The story of Jonah cautions us that it doesn’t take much for us to become the kind of people who want even God to pay cash, just like everybody else.
Despite that, every day, there are people who hear a voice–the voice of God…who feel the wind of the Spirit moving across the face of the deep in our own hearts…who cringe at the unexpected record scratch of conscience.
Every day, there are people who hear the voice and decide to trust in it, even though they may not want to.
Even though it asks something very hard of them.
Let’s not forget that such trust is all around us, too.
Every person in recovery will tell you that they’re there because they’ve decided to trust that voice….
There are those young people who decide that someone else’s definition of who they are and what they might achieve no longer resonates with the voice they hear inside…and they decide to trust that voice….
There are those arguments we have with the people we love, and those times when we just don’t think that we are wrong…not this time…and yet we slowly recognize that we still feel sorry, that perhaps the issue is bigger than just one particular point or principle…or that, just maybe, something very different is what’s actually at stake…and hard as it is, we decide to trust that voice.
We know the voice.
We may not always like it.
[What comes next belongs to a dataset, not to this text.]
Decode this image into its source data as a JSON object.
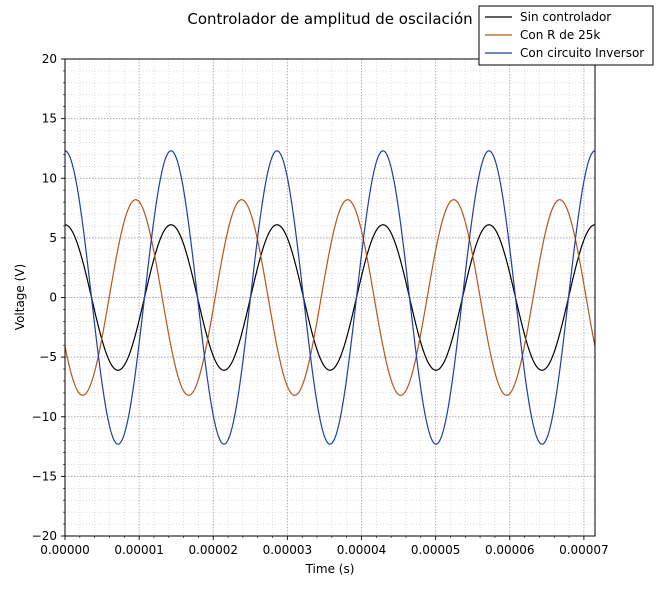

But we know it.
And the question we need to ask and to keep asking is what we will do when we hear it.
When that happens, we particularly need to remember: such a moment is the very kind of moment to which the prophet Jonah could not rise.
Yet it is precisely in such moments that Jesus calls us to come, take up our cross, and follow him.
We do not always get it right.
Part of life is learning from our capacity to misplace our trust, and even to feel that God truly wants something for us, only to realize later that we were mistaken, and that the voice we heard was not God’s voice.
Part of growing in spirit may well mean that our trust is deeper, but in some ways harder won.
But in a world that tells us, time and time again, “In God we trust. All others pay cash,” to be faithful is to model a very different kind of trust, and not just in God, but in all others, too.
It may lead us into places that we scarcely wish to go, at least at first.
But it ends, not in frustration and anger, as it did for Jonah, but a sense of joining in the very joy of a world made new at last…a world whose manana has finally arrived.